HOUSE SHADIS WARHAMMER 40K


A LEADING FAN-BASED RESOURCE FOR WARHAMMER 40K THEORY AND TACTICS
IN THE 1990s

January 4th, 2010

So I Skimmed Rogue Trader 2009

And what did I find but the use of the name "Stryx" in the back. Cute. Real cute. Something about a xeno who keeps secrets and looks ugly. Yeah, well...

I see that Games Workshop can't help but mimic the Ferengi of Star Trek with this one, with a healthy dose of arcane mysticism and a little Jar-Jar accent that reeks of British punch-and-judy comedy. We shall see about that.

I've been writing about their material since 1997, and playing since Rogue Trader sold in the USA in 1987. And the reason I stopped work several times is the arrogant uppity colonial pretentious attitude GWUK has for its fans, players, and the game itself.

When outriders started telling me I should let kids cheat so they would buy the miniatures, and game design steered away from play to support sales at the cost of existing hobbyists, I got out of the hobby and started working on software for video games. This was 1997, long before GW would license any mature thematic element into video games.

I suppose they are a little jealous, now, after Dawn of War II bombed so badly with poor replay value and Blood Bowl flopped on launch, and Warhammer Online tanked laying off half the team, that they have to try taking pot-shots at my character with ugly little remarks in their half-assed imitation of the classic (1987) Rogue Trader roleplaying game.

I've got my own company and my own sci-fi war property in development now, which is hardly as based on prior art as GW's use of Judge Dread shoulder plates, storm troopers, blasters, Terminator-like assassin droids, Protestant-Catholic hate speech, British Naval discipline and English pride in military folly, and copies of "Alien" on the back of the Tyranid Hive Tyrant (epic, 1st edition).

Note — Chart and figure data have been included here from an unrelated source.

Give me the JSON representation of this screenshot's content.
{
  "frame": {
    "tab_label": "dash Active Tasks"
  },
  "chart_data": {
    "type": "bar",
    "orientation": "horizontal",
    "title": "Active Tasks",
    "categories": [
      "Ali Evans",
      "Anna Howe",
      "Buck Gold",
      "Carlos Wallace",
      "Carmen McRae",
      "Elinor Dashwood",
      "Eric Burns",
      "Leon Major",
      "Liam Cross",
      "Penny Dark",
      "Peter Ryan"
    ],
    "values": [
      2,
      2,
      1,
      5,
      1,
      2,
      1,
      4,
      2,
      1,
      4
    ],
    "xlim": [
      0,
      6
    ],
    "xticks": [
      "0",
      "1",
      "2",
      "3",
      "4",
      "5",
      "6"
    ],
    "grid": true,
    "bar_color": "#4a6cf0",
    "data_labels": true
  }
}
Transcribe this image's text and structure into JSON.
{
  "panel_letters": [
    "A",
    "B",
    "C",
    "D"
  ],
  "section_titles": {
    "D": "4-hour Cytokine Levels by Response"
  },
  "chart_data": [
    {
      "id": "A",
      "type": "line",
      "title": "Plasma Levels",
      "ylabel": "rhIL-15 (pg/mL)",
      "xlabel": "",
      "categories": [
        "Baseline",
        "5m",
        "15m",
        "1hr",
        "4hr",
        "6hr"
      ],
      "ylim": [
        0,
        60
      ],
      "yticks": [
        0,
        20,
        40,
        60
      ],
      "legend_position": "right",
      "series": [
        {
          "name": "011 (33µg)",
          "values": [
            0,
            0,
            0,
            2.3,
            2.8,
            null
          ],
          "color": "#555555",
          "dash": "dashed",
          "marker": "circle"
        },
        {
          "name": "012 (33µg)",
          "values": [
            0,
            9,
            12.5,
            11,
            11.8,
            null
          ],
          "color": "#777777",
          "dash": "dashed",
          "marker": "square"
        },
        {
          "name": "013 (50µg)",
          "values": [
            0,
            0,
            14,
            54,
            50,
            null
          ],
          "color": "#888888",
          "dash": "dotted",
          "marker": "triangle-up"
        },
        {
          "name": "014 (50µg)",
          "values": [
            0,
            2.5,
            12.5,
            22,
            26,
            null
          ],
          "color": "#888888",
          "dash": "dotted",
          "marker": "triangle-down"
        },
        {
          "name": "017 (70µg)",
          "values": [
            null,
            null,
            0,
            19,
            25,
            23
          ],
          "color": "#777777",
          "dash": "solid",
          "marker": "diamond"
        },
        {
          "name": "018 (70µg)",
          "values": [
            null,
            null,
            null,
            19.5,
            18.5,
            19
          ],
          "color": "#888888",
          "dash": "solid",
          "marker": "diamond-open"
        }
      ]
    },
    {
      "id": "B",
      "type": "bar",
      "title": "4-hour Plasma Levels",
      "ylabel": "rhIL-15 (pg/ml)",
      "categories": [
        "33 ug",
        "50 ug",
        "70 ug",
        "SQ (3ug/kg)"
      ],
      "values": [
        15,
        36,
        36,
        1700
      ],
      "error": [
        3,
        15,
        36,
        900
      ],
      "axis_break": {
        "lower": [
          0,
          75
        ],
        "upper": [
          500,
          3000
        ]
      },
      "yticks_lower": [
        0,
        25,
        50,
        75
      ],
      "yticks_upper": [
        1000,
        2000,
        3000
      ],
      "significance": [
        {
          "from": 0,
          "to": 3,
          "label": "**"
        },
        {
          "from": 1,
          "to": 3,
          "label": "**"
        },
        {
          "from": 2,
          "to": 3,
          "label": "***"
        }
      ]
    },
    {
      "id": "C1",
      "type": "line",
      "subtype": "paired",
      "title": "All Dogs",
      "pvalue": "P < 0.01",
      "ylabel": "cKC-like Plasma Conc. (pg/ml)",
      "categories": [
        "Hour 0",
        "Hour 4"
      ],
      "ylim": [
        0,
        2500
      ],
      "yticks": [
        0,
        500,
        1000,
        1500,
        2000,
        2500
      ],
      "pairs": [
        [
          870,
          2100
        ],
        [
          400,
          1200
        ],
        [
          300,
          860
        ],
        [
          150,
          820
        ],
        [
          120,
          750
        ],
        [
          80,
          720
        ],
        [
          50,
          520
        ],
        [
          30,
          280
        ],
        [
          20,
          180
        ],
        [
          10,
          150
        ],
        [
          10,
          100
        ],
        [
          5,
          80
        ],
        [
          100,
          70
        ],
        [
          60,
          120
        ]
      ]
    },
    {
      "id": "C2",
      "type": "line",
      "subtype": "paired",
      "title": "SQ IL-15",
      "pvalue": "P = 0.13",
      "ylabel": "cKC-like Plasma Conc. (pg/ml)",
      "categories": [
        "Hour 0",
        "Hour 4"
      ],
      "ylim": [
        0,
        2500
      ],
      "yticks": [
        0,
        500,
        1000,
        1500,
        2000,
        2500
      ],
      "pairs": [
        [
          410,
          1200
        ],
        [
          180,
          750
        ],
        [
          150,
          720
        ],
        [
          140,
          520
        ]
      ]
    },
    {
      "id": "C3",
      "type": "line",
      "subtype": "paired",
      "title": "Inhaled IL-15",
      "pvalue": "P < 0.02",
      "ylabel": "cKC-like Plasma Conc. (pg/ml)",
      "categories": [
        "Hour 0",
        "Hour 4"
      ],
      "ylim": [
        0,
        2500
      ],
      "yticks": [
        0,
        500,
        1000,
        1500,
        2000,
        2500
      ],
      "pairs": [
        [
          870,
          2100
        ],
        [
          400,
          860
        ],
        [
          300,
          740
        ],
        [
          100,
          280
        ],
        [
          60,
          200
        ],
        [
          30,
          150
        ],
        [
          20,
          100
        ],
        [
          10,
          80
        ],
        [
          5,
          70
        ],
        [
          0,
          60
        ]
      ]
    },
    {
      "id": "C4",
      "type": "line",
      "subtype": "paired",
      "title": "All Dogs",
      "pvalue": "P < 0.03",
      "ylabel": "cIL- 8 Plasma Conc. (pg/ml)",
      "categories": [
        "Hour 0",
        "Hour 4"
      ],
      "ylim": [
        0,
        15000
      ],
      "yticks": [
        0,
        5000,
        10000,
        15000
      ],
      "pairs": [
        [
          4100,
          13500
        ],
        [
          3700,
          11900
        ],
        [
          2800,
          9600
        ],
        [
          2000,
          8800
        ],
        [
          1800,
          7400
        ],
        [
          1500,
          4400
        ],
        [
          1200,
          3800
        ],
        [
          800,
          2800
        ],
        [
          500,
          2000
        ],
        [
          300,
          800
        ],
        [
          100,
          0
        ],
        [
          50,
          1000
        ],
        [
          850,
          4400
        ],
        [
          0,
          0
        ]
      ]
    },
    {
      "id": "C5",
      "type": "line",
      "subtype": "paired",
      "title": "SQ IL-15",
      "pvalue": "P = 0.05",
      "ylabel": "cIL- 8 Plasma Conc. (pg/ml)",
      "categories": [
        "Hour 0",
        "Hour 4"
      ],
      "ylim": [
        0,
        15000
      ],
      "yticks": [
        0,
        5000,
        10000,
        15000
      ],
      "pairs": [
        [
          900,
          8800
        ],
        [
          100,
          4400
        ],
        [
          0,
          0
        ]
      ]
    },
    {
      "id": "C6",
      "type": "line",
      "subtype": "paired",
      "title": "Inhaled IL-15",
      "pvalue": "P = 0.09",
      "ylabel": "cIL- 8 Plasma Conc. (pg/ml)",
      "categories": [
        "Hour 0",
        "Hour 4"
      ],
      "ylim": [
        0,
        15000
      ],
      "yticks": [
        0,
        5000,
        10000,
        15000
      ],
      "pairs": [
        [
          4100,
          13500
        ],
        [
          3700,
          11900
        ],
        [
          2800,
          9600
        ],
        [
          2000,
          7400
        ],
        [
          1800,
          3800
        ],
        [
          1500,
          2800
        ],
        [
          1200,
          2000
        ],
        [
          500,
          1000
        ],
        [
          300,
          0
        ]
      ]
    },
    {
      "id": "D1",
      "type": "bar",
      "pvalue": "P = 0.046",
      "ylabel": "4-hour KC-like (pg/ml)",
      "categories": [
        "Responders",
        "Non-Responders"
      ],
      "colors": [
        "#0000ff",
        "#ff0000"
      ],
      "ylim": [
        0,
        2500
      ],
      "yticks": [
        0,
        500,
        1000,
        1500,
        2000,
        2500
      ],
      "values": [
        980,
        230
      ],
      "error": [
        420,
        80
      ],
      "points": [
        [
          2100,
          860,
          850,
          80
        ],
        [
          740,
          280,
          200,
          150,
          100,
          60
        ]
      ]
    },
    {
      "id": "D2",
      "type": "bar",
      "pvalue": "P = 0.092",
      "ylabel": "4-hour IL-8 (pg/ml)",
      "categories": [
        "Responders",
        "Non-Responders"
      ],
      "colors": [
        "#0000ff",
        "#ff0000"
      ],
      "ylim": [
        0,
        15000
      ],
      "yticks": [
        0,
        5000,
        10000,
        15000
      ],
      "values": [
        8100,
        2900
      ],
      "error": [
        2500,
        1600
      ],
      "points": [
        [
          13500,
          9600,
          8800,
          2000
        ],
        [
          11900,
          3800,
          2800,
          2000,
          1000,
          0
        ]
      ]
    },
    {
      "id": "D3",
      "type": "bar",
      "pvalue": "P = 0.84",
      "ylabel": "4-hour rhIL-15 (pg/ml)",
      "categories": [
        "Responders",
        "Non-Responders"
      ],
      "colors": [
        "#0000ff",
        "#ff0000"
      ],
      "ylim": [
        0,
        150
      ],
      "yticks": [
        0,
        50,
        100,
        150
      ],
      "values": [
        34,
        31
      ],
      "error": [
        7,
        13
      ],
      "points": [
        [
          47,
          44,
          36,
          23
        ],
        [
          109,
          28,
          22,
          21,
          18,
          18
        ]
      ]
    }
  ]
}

The days I was a fan were old school horror-sci-fi. I'm glad they didn't go bankrupt like FASA, but crass remarks and comparisons to dead animals really do cross a line in good writer's use of terms.

It's not like I wasn't hosting the No 1 website for 40K online for several years in college, or didn't miss the letter from Jervis acknowledging my support of the hobby, to think this latest crack is an accidental use of my pen name (1996-2010) in their book (2009).

I've written custom rules to improve the game, been asked if they could be used in tournaments by players, coined terms about 'editions' and phases of GW art and history, and published very non-commercial fan-codex books (when people were being threatened for even writing rules for the game) - which then changed the title use of the official books (because they got the Latin wrong!).

So, for some jackass to imply that my site or my work is stolen in light of how much Games Workshop owes its entire license to other people is probably the worst mistake the company could EVER make. In real life my job relates to advising other companies about intellectual property limitations and rights in competition with firms like GW UK.

I have been lax in my duties, apparently, if this is the attitude that publishers at GWUK have taken with my "registered tradename" in their book. Like the failed attempts to trademark "Codex", "Ork", "Eldar", "Marine", "Titan" etc. - this will not end well for GWUK. A few articles on the demonology the 40K game is based on, including blood sacrifices and sexual images in the "Lost and the Damned" books by the firm - and this will be over quickly.

Who are they trying to fool? Parents, or their kids? Dawn of War "Soulstorm" had human sacrifice and soul collectors, torture cages, and women in chains on a battle barge.

I would love to see the World market zoom in on those products when we talk about their tournaments aimed at 13-16 year old children, and organization selling to that market. Really... do we want to do this?